The key is a cheapie rake like this: Economy Deep Leaf Rake on a pole long enough to reach to the opposite side bottom of the deep end. I drop it down at the far side and drag it back across. The fancier leaf rakes with the scooped fronts don't work as well for dragging across the bottom.
 

jmastron

LifeTime Supporter
Jul 21, 2014
254
Sacramento, CA
#10
These just never seems to do the trick with the depth of my pool. It goes down to about 10ft so I lose a lot of leverage, and if I extend the pole to reach the other side it makes it even worse.
Following on post above -- what kind of leaf rake are you using and what length pole? My pool is ~16 feet wide and 8' deep, so a 20' long pole reaches the far edge. I just drop the rake upside down to the far corner and slowly pull it back, letting it drag along the bottom pulling in leaves as it comes toward me. It doesn't get every last leaf and piece of debris, but I get enough that the Polaris can clean up the rest emptying the bag once or twice, and should cut down on the vacuum clogging in your case.

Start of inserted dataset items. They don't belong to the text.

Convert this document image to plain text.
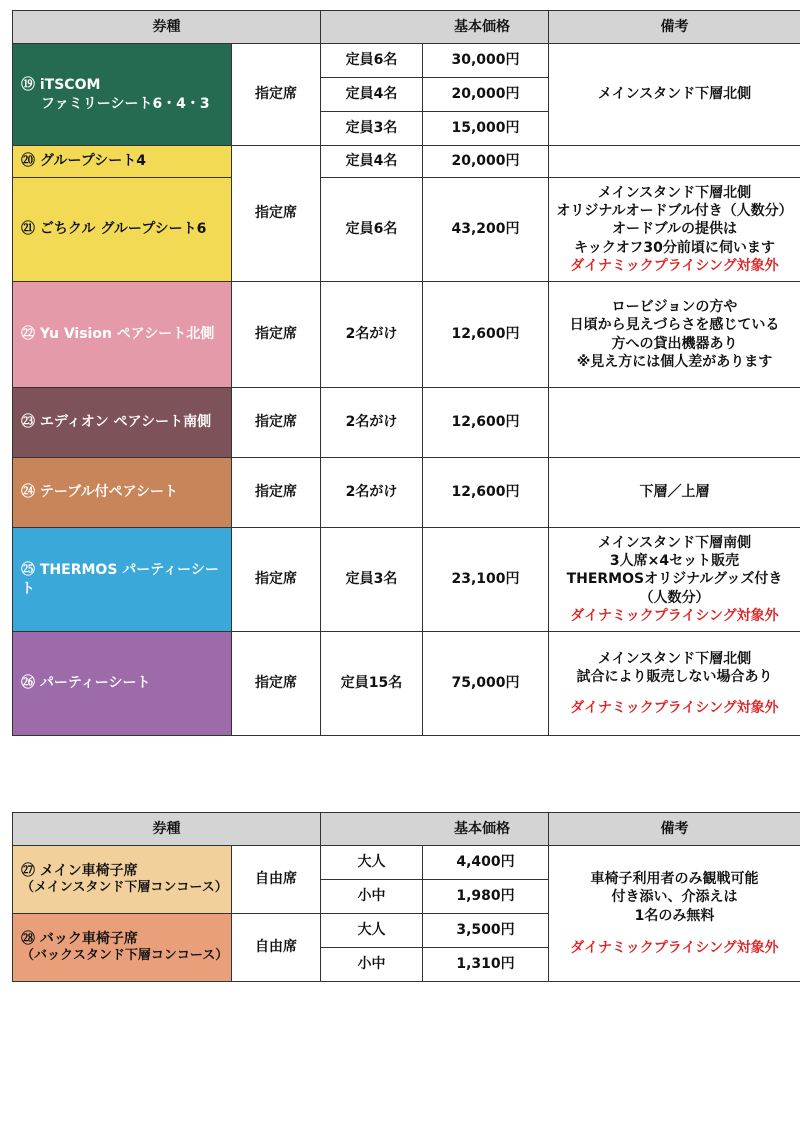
券種		基本価格		備考

⑲ iTSCOM
ファミリーシート6・4・3	指定席	定員6名	30,000円	メインスタンド下層北側
		定員4名	20,000円	
		定員3名	15,000円	
⑳ グループシート4	指定席	定員4名	20,000円	
㉑ ごちクル グループシート6		定員6名	43,200円	メインスタンド下層北側
オリジナルオードブル付き（人数分）
オードブルの提供は
キックオフ30分前頃に伺います
ダイナミックプライシング対象外

㉒ Yu Vision ペアシート北側	指定席	2名がけ	12,600円	ロービジョンの方や
日頃から見えづらさを感じている
方への貸出機器あり
※見え方には個人差があります

㉓ エディオン ペアシート南側	指定席	2名がけ	12,600円	
㉔ テーブル付ペアシート	指定席	2名がけ	12,600円	下層／上層
㉕ THERMOS パーティーシート	指定席	定員3名	23,100円	メインスタンド下層南側
3人席×4セット販売
THERMOSオリジナルグッズ付き
（人数分）
ダイナミックプライシング対象外

㉖ パーティーシート	指定席	定員15名	75,000円	メインスタンド下層北側
試合により販売しない場合あり
ダイナミックプライシング対象外
券種		基本価格		備考

㉗ メイン車椅子席
（メインスタンド下層コンコース）	自由席	大人	4,400円	車椅子利用者のみ観戦可能
付き添い、介添えは
1名のみ無料
ダイナミックプライシング対象外

		小中	1,980円	

㉘ バック車椅子席
（バックスタンド下層コンコース）	自由席	大人	3,500円	
		小中	1,310円	
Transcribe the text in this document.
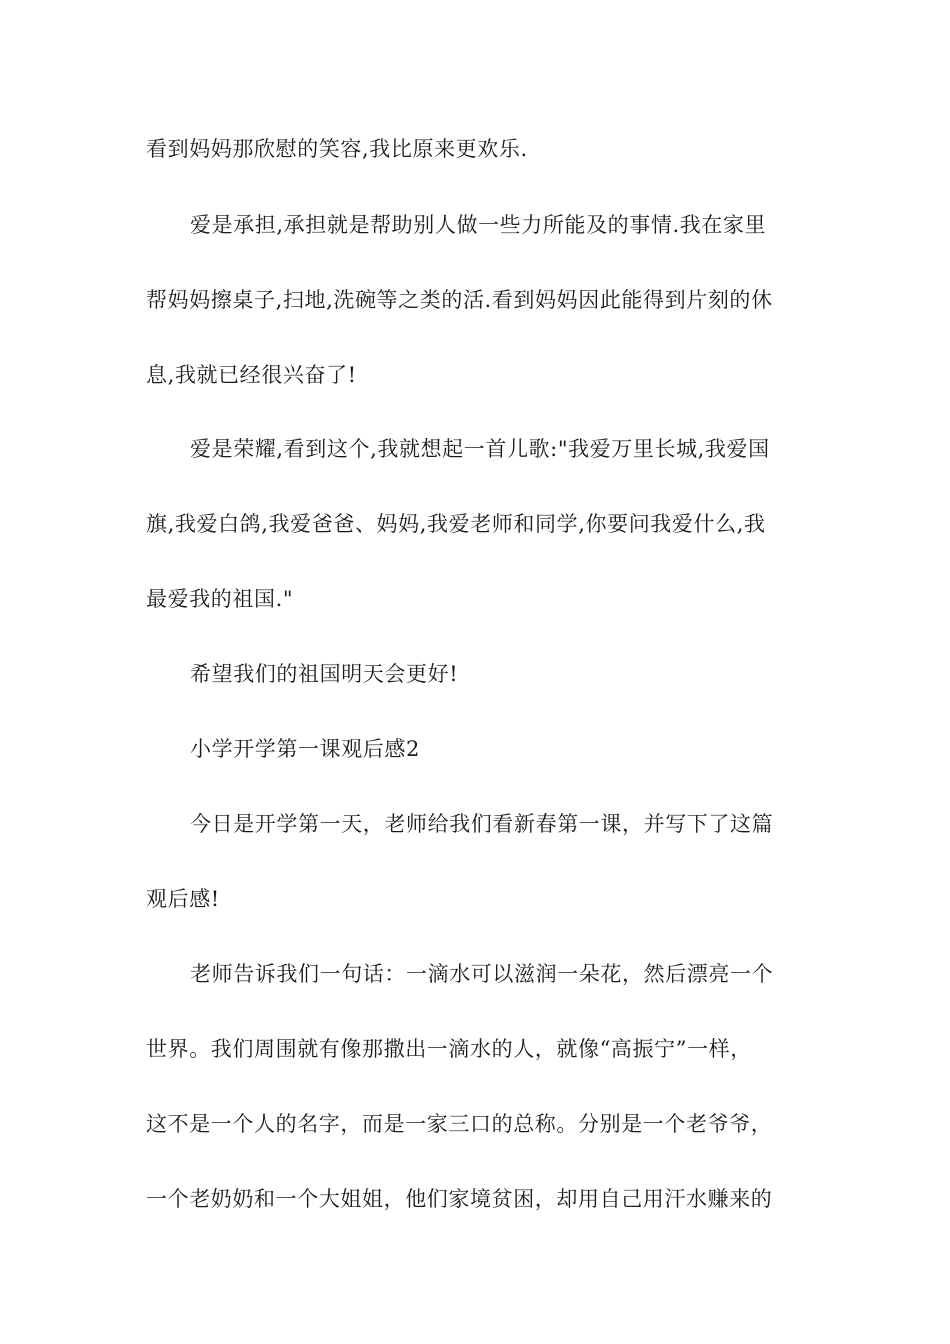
看到妈妈那欣慰的笑容,我比原来更欢乐.
爱是承担,承担就是帮助别人做一些力所能及的事情.我在家里
帮妈妈擦桌子,扫地,洗碗等之类的活.看到妈妈因此能得到片刻的休
息,我就已经很兴奋了!
爱是荣耀,看到这个,我就想起一首儿歌:"我爱万里长城,我爱国
旗,我爱白鸽,我爱爸爸、妈妈,我爱老师和同学,你要问我爱什么,我
最爱我的祖国."
希望我们的祖国明天会更好!
小学开学第一课观后感2
今日是开学第一天，老师给我们看新春第一课，并写下了这篇
观后感!
老师告诉我们一句话：一滴水可以滋润一朵花，然后漂亮一个
世界。我们周围就有像那撒出一滴水的人，就像“高振宁”一样，
这不是一个人的名字，而是一家三口的总称。分别是一个老爷爷，
一个老奶奶和一个大姐姐，他们家境贫困，却用自己用汗水赚来的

The key is a rake with a deep net (not one of those tennis racket looking ones), a coarser mesh that lets water flow through easily (the fine filter ones are too hard to push/pull through), and a thin lip on the front (not a scoop designed to be pushed across the surface).
 

mas985

TFP Expert
LifeTime Supporter
May 3, 2007
12,174
Pleasanton, CA
#11
josh, does your leaf rake look something like this:



I push mine forward to collect the leaves and when you pull back, the bag flips to seal it so nothing comes out. It really doesn't require any leverage. Just push and then pull.

This video shows the technique:
 

jmastron

LifeTime Supporter
Jul 21, 2014
254
Sacramento, CA
#12
josh, does your leaf rake look something like this:



I push mine forward to collect the leaves and when you pull back, the bag flips to seal it so nothing comes out. It really doesn't require any leverage. Just push and then pull.
Yes, basically, although mine has a metal lip. I find it easier to pull it backward (with the mouth facing down, and the bag up behind it) than to push forward, especially when it's farther from me and at a shallower angle, because the leaves float up into the bag in the disturbed water instead of up and beyond it. And the bag doesn't get as torn up from dragging on the bottom. I'm not trying to scrape every bit of debris off the bottom, just to pull out the bulk of the pile so the Polaris can do it's magic.

But I do a lot of things weirdly (you should see me bowl :eek:), so I'm sure there are other ways that work well too. I agree that it doesn't need much leverage with either of these techniques.